The CIA also has close ties to Google, the American multinational tech company with a penchant for spying on individuals, both at home and abroad. Google is the most popular search engine in the world, by far. Why wouldn’t the CIA look to influence search results? It could be argued—and it has—that Silicon Valley and the CIA have a seemingly unbreakable bond.
It doesn’t even end there. The CIA’s influence also extends through a network of organizations funded by another powerful institution, the National Endowment for Democracy (NED). Established in 1983, the NED is, according to its website, a non-profit corporation whose primary goal is “to advance democracy in other countries by promoting political and economic institutions.” The NED, we’re assured, is “dedicated to the growth and strengthening of democratic institutions around the world.”
However, as the New York Times reported in 1997, The NED was created “to do in the open what the Central Intelligence Agency has done surreptitiously for decades.” As Allen Weinstein, a man who played a pivotal role in the creation of the NED, said back in 1991, “A lot of what we do today was done covertly 25 years ago by the CIA.”
In other words, the NED appears to be a CIA-driven vehicle. Each year, the NED gives out thousands of grants to individuals and groups in more than 100 countries. Many of these grants, worth tens of thousands of dollars, are given to media establishments and journalists.
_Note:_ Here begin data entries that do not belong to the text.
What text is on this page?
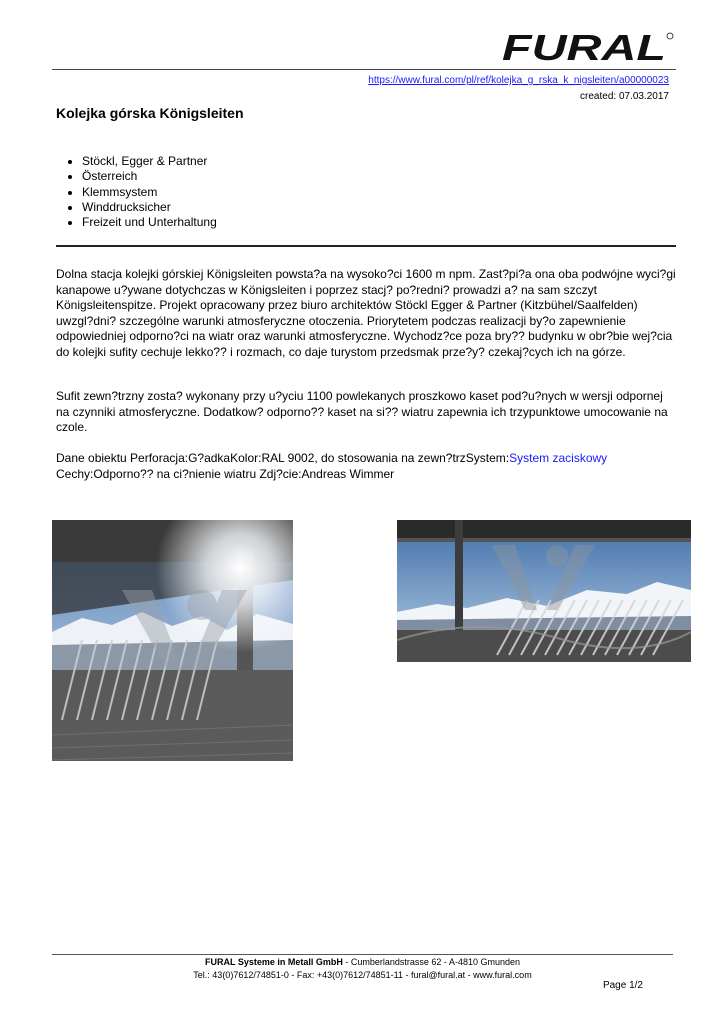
FURAL
https://www.fural.com/pl/ref/kolejka_g_rska_k_nigsleiten/a00000023
created: 07.03.2017
Kolejka górska Königsleiten
• Stöckl, Egger & Partner
• Österreich
• Klemmsystem
• Winddrucksicher
• Freizeit und Unterhaltung

Dolna stacja kolejki górskiej Königsleiten powsta?a na wysoko?ci 1600 m npm. Zast?pi?a ona oba podwójne wyci?gi kanapowe u?ywane dotychczas w Königsleiten i poprzez stacj? po?redni? prowadzi a? na sam szczyt Königsleitenspitze. Projekt opracowany przez biuro architektów Stöckl Egger & Partner (Kitzbühel/Saalfelden) uwzgl?dni? szczególne warunki atmosferyczne otoczenia. Priorytetem podczas realizacji by?o zapewnienie odpowiedniej odporno?ci na wiatr oraz warunki atmosferyczne. Wychodz?ce poza bry?? budynku w obr?bie wej?cia do kolejki sufity cechuje lekko?? i rozmach, co daje turystom przedsmak prze?y? czekaj?cych ich na górze.

Sufit zewn?trzny zosta? wykonany przy u?yciu 1100 powlekanych proszkowo kaset pod?u?nych w wersji odpornej na czynniki atmosferyczne. Dodatkow? odporno?? kaset na si?? wiatru zapewnia ich trzypunktowe umocowanie na czole.

Dane obiektu Perforacja:G?adkaKolor:RAL 9002, do stosowania na zewn?trzSystem:System zaciskowy
Cechy:Odporno?? na ci?nienie wiatru Zdj?cie:Andreas Wimmer

FURAL Systeme in Metall GmbH - Cumberlandstrasse 62 - A-4810 Gmunden
Tel.: 43(0)7612/74851-0 - Fax: +43(0)7612/74851-11 - fural@fural.at - www.fural.com
Page 1/2
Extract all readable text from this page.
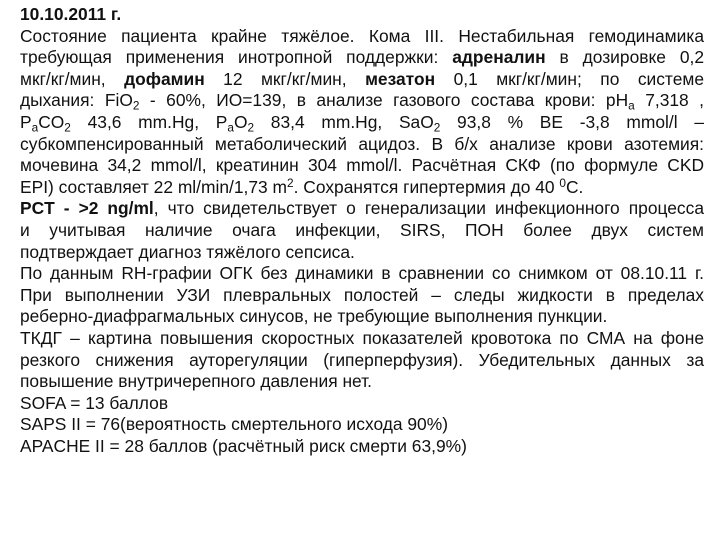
10.10.2011 г.
Состояние пациента крайне тяжёлое. Кома III. Нестабильная гемодинамика
требующая применения инотропной поддержки: адреналин в дозировке 0,2
мкг/кг/мин, дофамин 12 мкг/кг/мин, мезатон 0,1 мкг/кг/мин; по системе
дыхания: FiO$_2$ - 60%, ИО=139, в анализе газового состава крови: $pH_a$ 7,318 ,
$P_aCO_2$ 43,6 mm.Hg, $P_aO_2$ 83,4 mm.Hg, SaO$_2$ 93,8 % BE -3,8 mmol/l –
субкомпенсированный метаболический ацидоз. В б/х анализе крови азотемия:
мочевина 34,2 mmol/l, креатинин 304 mmol/l. Расчётная СКФ (по формуле CKD
EPI) составляет 22 ml/min/1,73 $m^2$. Сохранятся гипертермия до 40 $^0$С.
PCT - >2 ng/ml, что свидетельствует о генерализации инфекционного процесса
и учитывая наличие очага инфекции, SIRS, ПОН более двух систем
подтверждает диагноз тяжёлого сепсиса.
По данным RH-графии ОГК без динамики в сравнении со снимком от 08.10.11 г.
При выполнении УЗИ плевральных полостей – следы жидкости в пределах
реберно-диафрагмальных синусов, не требующие выполнения пункции.
ТКДГ – картина повышения скоростных показателей кровотока по СМА на фоне
резкого снижения ауторегуляции (гиперперфузия). Убедительных данных за
повышение внутричерепного давления нет.
SOFA = 13 баллов
SAPS II = 76(вероятность смертельного исхода 90%)
APACHE II = 28 баллов (расчётный риск смерти 63,9%)
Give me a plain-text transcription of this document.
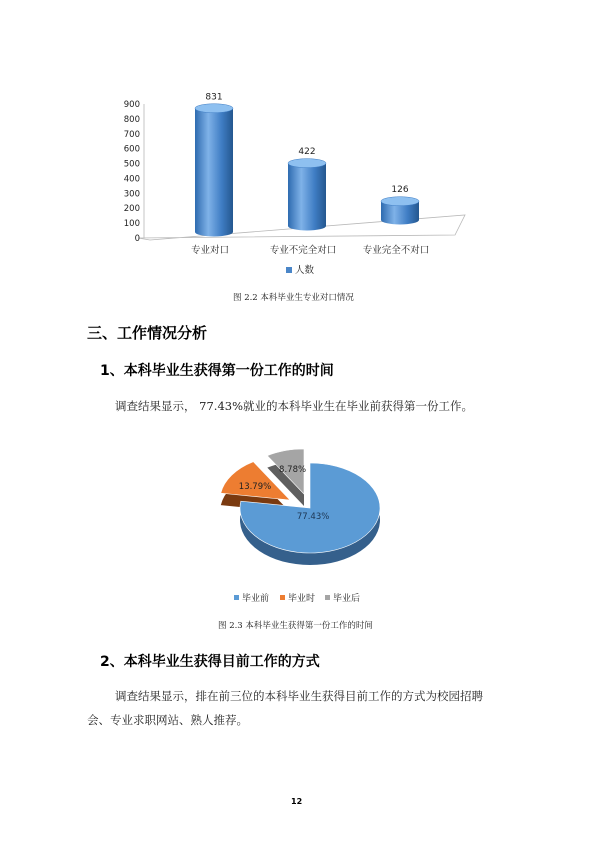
0
100
200
300
400
500
600
700
800
900
831
422
126
专业对口	专业不完全对口	专业完全不对口
人数
图 2.2 本科毕业生专业对口情况
三、工作情况分析
1、本科毕业生获得第一份工作的时间
调查结果显示， 77.43%就业的本科毕业生在毕业前获得第一份工作。
77.43%
13.79%
8.78%
毕业前 毕业时 毕业后
图 2.3 本科毕业生获得第一份工作的时间
2、本科毕业生获得目前工作的方式
调查结果显示，排在前三位的本科毕业生获得目前工作的方式为校园招聘
会、专业求职网站、熟人推荐。
12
In the UK, for example, as the investigative journalists Matt Kenard and Mark Cutis have shown, the NED has pumped millions of dollars into a number of British independent media groups. The aim, they write, is to “support things like political parties, labor unions, dissident movements and the news media.”
Although the NED has channeled much of its energy and resources towards Eastern Europe, Latin America, and Asia, Kenard and Curtis show that it has recently pivoted towards the UK, and the funding of various media outlets and at least four press freedom groups. Not surprisingly, as the duo note, all recipients “are seen as on the progressive end of the political spectrum.”
Moreover, the NED has also funded a number of foreign media groups including Internews, PEN and Reporters Without Borders. NED’’s influence can be seen right across Europe, in countries like Poland, the Czech Republic, Slovakia, Bulgaria, and France. This should concern us all. The CIA has, for decades, operated well above the law. At the same time, it has actively resisted accountability. It has a history of carrying out illegal spying programs and subverting democracies.
All of this brings us back to Robert F. Kennedy Jr.’s statement. As is clear to see, the presidential hopeful is not wrong. If anything, he is underestimating the CIA’s powerful reach. The CIA and its puppet organizations exert a powerful influence on what we see, hear, and believe in the global public sphere. Perhaps we should start to question our reality.